Richard elevó su mirada sobre la copa de un enorme ciprés desde el cual un robusto búho aleteó con prisa, luego contempló el retrato y se quedó pensativo, dejó caer después con molestia su pincel sobre la grama húmeda. Permaneció un momento inmóvil, aspiró una enérgica bocanada de humo espeso, retiró con delicadeza el cigarrillo de su boca acomodándolo como a un lápiz, llevando su punta escarlata sobre el lienzo, dibujándole, mientras crepitaba livianamente, dos orificios a manera de ojos: “Eres de lo peor, maldita. Y yo dándotelo todo.”
La noche empezó a caer y una ventisca helada se coló por el bosque. Hacía frío. El olor a pinos y hojas húmedas se dispersó tras el vaho fresco que trajo consigo la niebla. Richard empacó sus pinturas y lavó sus pinceles, depositando todo en un bolso de gamuza de Chartreuse que había comprado en una venta de garaje en Illinois.

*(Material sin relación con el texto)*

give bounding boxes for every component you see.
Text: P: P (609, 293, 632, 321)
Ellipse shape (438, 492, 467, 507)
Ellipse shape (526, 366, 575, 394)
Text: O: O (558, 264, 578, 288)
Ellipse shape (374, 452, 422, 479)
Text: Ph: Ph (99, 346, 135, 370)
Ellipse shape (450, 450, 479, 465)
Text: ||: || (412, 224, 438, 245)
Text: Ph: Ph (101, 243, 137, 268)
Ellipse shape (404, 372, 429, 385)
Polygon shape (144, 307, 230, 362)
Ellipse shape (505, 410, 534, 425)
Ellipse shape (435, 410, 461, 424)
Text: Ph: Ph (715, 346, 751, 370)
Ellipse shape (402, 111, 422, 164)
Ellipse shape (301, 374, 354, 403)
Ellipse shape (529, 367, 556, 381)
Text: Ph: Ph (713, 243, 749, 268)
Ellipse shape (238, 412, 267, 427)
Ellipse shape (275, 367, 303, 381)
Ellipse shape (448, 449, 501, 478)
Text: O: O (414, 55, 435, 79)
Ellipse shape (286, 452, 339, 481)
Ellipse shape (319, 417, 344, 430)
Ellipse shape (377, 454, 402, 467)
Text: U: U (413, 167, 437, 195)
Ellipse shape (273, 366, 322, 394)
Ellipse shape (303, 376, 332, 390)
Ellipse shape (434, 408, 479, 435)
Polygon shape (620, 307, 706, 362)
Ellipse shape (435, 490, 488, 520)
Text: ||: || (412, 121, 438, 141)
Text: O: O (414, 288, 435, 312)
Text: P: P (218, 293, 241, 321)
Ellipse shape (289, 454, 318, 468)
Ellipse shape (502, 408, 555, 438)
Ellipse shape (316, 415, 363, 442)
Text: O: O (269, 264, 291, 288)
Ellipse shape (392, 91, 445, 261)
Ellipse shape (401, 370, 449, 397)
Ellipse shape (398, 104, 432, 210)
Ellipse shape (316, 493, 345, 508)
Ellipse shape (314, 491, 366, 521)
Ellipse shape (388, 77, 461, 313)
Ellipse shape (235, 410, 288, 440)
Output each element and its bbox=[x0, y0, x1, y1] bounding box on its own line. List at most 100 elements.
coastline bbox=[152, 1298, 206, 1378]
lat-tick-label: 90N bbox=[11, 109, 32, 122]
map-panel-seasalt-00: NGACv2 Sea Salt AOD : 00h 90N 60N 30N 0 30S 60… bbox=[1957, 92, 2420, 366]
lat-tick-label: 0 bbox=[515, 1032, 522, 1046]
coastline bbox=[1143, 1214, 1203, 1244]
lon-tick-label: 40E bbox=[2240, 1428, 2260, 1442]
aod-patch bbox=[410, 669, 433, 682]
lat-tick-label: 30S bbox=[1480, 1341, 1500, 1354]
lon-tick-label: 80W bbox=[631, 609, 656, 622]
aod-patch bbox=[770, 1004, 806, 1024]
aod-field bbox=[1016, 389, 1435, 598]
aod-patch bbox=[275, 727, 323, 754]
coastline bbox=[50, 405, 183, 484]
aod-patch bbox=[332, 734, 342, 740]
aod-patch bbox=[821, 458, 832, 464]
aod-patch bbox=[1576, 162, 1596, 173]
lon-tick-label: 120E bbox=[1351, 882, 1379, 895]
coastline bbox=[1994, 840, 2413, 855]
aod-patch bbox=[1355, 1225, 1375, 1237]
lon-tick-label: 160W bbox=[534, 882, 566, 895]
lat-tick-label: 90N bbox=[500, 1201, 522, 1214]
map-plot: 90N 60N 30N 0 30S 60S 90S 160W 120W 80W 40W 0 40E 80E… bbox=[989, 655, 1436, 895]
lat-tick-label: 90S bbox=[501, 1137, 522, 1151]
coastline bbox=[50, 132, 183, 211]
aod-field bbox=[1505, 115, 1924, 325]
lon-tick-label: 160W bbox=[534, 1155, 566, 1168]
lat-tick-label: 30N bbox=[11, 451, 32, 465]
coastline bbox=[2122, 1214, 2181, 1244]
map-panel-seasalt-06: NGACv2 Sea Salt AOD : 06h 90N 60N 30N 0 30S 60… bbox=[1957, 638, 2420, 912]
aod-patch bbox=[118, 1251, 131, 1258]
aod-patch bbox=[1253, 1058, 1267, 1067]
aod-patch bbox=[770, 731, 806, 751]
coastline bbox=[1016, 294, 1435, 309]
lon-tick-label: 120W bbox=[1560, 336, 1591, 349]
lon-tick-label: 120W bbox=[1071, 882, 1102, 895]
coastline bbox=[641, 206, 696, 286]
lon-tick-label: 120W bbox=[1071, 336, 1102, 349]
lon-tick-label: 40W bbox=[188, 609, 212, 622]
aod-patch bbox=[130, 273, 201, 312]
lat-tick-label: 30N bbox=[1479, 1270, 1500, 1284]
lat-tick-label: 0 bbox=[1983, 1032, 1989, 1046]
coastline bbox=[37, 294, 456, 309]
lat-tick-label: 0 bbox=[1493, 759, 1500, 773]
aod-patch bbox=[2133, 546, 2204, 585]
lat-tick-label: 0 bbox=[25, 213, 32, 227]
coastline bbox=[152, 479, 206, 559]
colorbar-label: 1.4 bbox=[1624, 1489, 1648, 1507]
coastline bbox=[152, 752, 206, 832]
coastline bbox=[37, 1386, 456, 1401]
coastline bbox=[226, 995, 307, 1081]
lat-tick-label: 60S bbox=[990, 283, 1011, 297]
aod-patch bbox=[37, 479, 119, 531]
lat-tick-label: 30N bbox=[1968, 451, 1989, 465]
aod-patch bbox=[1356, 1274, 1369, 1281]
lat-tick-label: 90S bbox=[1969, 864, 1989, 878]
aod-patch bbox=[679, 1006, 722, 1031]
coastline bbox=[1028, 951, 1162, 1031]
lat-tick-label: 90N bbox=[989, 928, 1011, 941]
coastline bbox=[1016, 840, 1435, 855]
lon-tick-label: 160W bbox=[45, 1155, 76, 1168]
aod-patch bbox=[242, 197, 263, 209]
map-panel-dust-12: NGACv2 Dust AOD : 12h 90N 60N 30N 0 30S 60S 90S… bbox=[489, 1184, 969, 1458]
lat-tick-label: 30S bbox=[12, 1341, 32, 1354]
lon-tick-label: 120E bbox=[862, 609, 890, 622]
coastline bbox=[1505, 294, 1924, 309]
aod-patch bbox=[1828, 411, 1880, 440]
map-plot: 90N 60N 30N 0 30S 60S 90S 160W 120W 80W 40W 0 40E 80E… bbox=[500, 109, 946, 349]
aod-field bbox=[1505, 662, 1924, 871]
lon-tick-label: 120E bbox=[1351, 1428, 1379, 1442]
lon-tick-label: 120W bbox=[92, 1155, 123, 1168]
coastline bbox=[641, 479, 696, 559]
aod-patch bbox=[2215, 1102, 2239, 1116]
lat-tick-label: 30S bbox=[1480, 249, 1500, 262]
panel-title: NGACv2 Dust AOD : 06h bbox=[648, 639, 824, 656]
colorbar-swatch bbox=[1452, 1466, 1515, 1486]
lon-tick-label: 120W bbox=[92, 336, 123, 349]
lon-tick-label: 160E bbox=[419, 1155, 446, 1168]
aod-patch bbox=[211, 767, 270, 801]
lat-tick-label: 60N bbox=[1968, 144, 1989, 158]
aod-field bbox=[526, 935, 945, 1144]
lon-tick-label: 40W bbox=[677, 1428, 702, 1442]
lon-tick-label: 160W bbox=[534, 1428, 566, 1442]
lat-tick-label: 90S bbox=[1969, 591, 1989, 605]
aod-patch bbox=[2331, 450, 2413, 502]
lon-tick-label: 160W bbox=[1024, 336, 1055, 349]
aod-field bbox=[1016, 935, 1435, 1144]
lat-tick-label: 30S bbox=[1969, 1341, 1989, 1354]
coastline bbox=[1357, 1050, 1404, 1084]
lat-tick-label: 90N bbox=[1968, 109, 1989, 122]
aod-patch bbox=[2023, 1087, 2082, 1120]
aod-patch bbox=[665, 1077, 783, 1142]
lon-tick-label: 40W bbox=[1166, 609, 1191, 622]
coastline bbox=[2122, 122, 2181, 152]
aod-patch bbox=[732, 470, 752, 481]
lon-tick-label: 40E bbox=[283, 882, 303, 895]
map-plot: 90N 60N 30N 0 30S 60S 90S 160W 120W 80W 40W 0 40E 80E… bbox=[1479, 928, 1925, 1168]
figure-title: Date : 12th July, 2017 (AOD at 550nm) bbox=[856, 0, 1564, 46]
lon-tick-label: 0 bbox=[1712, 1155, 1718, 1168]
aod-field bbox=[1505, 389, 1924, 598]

Luego desbarató el caballete, tomó sus cosas y se metió a su cabaña. Adentro, se preparó pollo refrito, legumbres al vapor y arroz de centeno, patatas en soya y patacones en queso gratinado. Lavó los trastos, alimentó a Milky que ya había empezado a aullar, ajustó la rosca de la ducha, derritió cocoa y reorganizó las cosas de su bolso en el cuarto de pintura. Luego arrojó el lienzo de Paulette a la chimenea. Pensó que lo mejor sería no regalarle nada en su cumpleaños. Posiblemente llamaría a la señora Babineaux en la mañana y pediría que le enviase flores, rosas rojas para ser exacto. De todos modos Paulette no lo notaría: era ciega.